A man sitting with his head lowered and hands clasped, conveying emotional weight.
Photo: Cotton Bro Studio

He also says he has worked with many clients who tell him that, during the early stages of their mental health struggles, their families took them to spiritual houses instead of seeking medical care. “One client has been living with chronic anxiety disorder and dyslexia. As a child, he struggled academically and found it difficult to socialise. But instead of recognising that he might have a mental health or learning condition, his parents believed he was under spiritual attack. They took him from one church to another, where they were told he had a spirit affecting his life,” he says.

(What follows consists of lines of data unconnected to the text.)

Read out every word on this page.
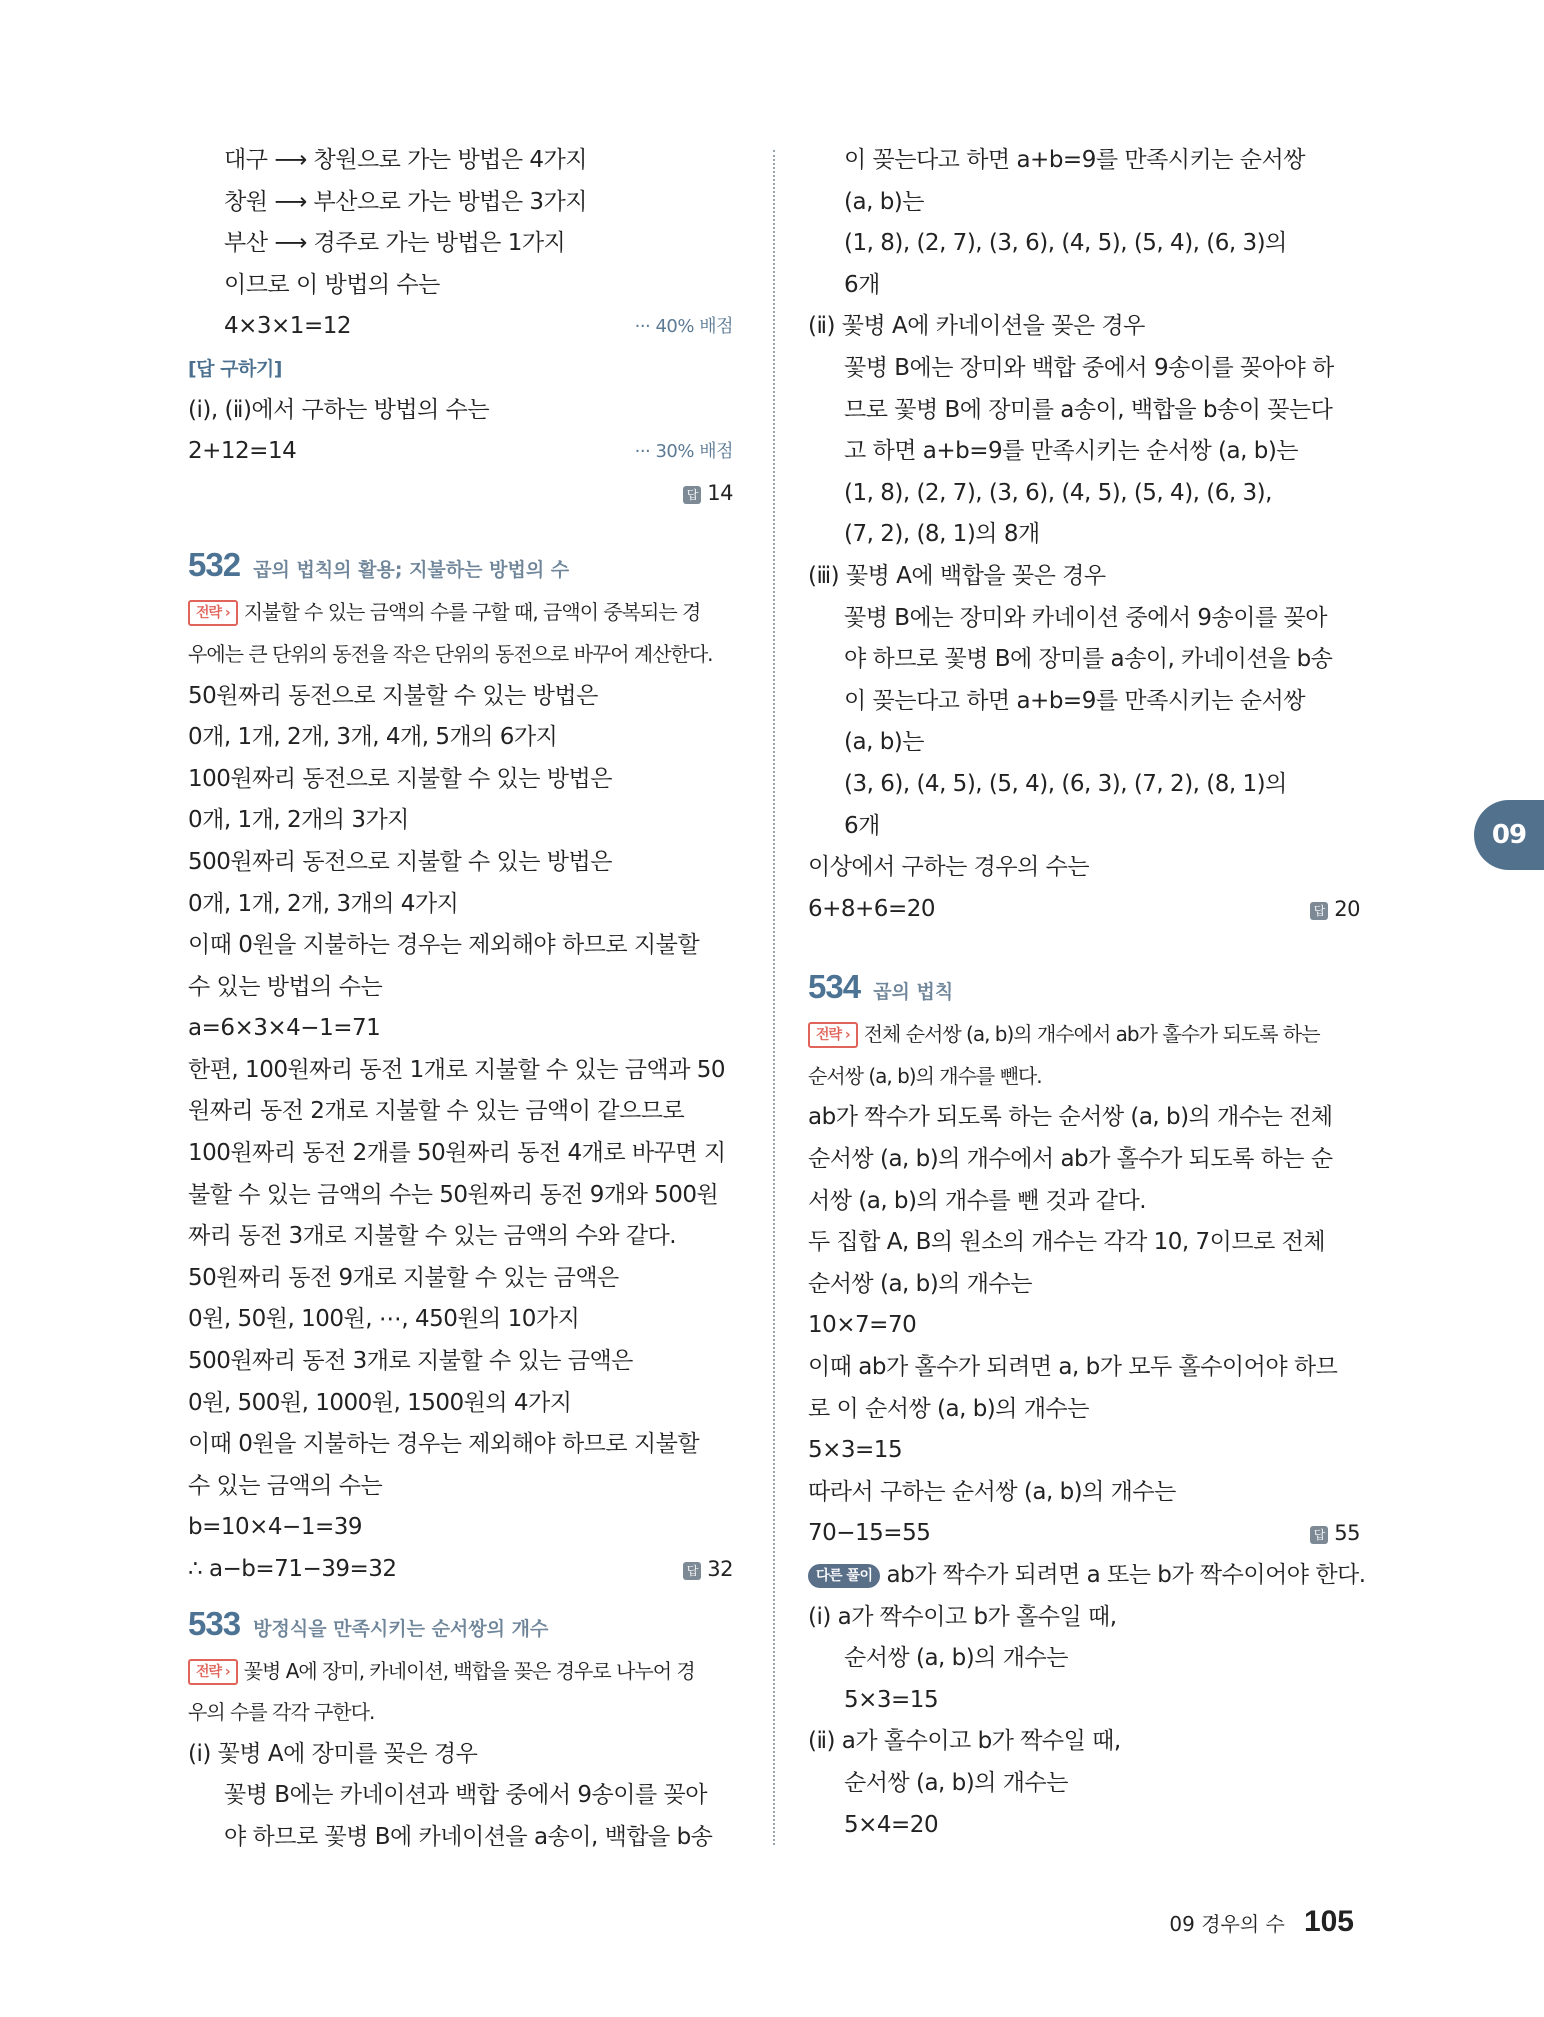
대구 ⟶ 창원으로 가는 방법은 4가지
창원 ⟶ 부산으로 가는 방법은 3가지
부산 ⟶ 경주로 가는 방법은 1가지
이므로 이 방법의 수는
4×3×1=12	··· 40% 배점
[답 구하기]
(ⅰ), (ⅱ)에서 구하는 방법의 수는
2+12=14	··· 30% 배점
답 14
532 곱의 법칙의 활용; 지불하는 방법의 수
전략 › 지불할 수 있는 금액의 수를 구할 때, 금액이 중복되는 경
우에는 큰 단위의 동전을 작은 단위의 동전으로 바꾸어 계산한다.
50원짜리 동전으로 지불할 수 있는 방법은
0개, 1개, 2개, 3개, 4개, 5개의 6가지
100원짜리 동전으로 지불할 수 있는 방법은
0개, 1개, 2개의 3가지
500원짜리 동전으로 지불할 수 있는 방법은
0개, 1개, 2개, 3개의 4가지
이때 0원을 지불하는 경우는 제외해야 하므로 지불할
수 있는 방법의 수는
a=6×3×4−1=71
한편, 100원짜리 동전 1개로 지불할 수 있는 금액과 50
원짜리 동전 2개로 지불할 수 있는 금액이 같으므로
100원짜리 동전 2개를 50원짜리 동전 4개로 바꾸면 지
불할 수 있는 금액의 수는 50원짜리 동전 9개와 500원
짜리 동전 3개로 지불할 수 있는 금액의 수와 같다.
50원짜리 동전 9개로 지불할 수 있는 금액은
0원, 50원, 100원, ⋯, 450원의 10가지
500원짜리 동전 3개로 지불할 수 있는 금액은
0원, 500원, 1000원, 1500원의 4가지
이때 0원을 지불하는 경우는 제외해야 하므로 지불할
수 있는 금액의 수는
b=10×4−1=39
∴ a−b=71−39=32	답 32
533 방정식을 만족시키는 순서쌍의 개수
전략 › 꽃병 A에 장미, 카네이션, 백합을 꽂은 경우로 나누어 경
우의 수를 각각 구한다.
(ⅰ) 꽃병 A에 장미를 꽂은 경우
꽃병 B에는 카네이션과 백합 중에서 9송이를 꽂아
야 하므로 꽃병 B에 카네이션을 a송이, 백합을 b송
이 꽂는다고 하면 a+b=9를 만족시키는 순서쌍
(a, b)는
(1, 8), (2, 7), (3, 6), (4, 5), (5, 4), (6, 3)의
6개
(ⅱ) 꽃병 A에 카네이션을 꽂은 경우
꽃병 B에는 장미와 백합 중에서 9송이를 꽂아야 하
므로 꽃병 B에 장미를 a송이, 백합을 b송이 꽂는다
고 하면 a+b=9를 만족시키는 순서쌍 (a, b)는
(1, 8), (2, 7), (3, 6), (4, 5), (5, 4), (6, 3),
(7, 2), (8, 1)의 8개
(ⅲ) 꽃병 A에 백합을 꽂은 경우
꽃병 B에는 장미와 카네이션 중에서 9송이를 꽂아
야 하므로 꽃병 B에 장미를 a송이, 카네이션을 b송
이 꽂는다고 하면 a+b=9를 만족시키는 순서쌍
(a, b)는
(3, 6), (4, 5), (5, 4), (6, 3), (7, 2), (8, 1)의
6개
이상에서 구하는 경우의 수는
6+8+6=20	답 20
534 곱의 법칙
전략 › 전체 순서쌍 (a, b)의 개수에서 ab가 홀수가 되도록 하는
순서쌍 (a, b)의 개수를 뺀다.
ab가 짝수가 되도록 하는 순서쌍 (a, b)의 개수는 전체
순서쌍 (a, b)의 개수에서 ab가 홀수가 되도록 하는 순
서쌍 (a, b)의 개수를 뺀 것과 같다.
두 집합 A, B의 원소의 개수는 각각 10, 7이므로 전체
순서쌍 (a, b)의 개수는
10×7=70
이때 ab가 홀수가 되려면 a, b가 모두 홀수이어야 하므
로 이 순서쌍 (a, b)의 개수는
5×3=15
따라서 구하는 순서쌍 (a, b)의 개수는
70−15=55	답 55
다른 풀이 ab가 짝수가 되려면 a 또는 b가 짝수이어야 한다.
(ⅰ) a가 짝수이고 b가 홀수일 때,
순서쌍 (a, b)의 개수는
5×3=15
(ⅱ) a가 홀수이고 b가 짝수일 때,
순서쌍 (a, b)의 개수는
5×4=20
09
09 경우의 수 105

It wasn’t until he was 21 that he was properly assessed and diagnosed with chronic anxiety disorder and dyslexia. By then, he had already dropped out of secondary school and never made it to university because no one had identified the root of the problem.

“I think we need to accept that religion is not the solution to every problem. Faith can be important for many people, but it should not replace medical care. When someone is struggling with a mental health condition, it’s okay to seek professional help instead of assuming that prayer alone will solve it,” he adds.

He also says that changing the conversation around men’s mental health will require more than encouraging men to speak up. It will mean dismantling the cultural expectations that have long taught them that silence is strength. It will require governments to invest in mental healthcare, schools to teach emotional literacy, families to recognise the signs of psychological distress and communities to treat mental illness with the same urgency as physical illness.

A man alone in shadow, his face partly turned away, suggesting isolation and silence.
Photo: Cotton Bro Studio

For generations, African men have inherited the belief that enduring pain in silence is part of becoming a man. But silence has never been proof of strength. If anything, it has left too many men carrying burdens they were never meant to bear alone. Breaking that cycle may begin with something as simple and as radical as giving men permission to say, “I’m not okay,” and ensuring that when they do, someone is there to listen.

*Name changed to protect the source’s privacy.

If you or someone you know is struggling, directories of crisis helplines by country are available at befrienders.org and findahelpline.com.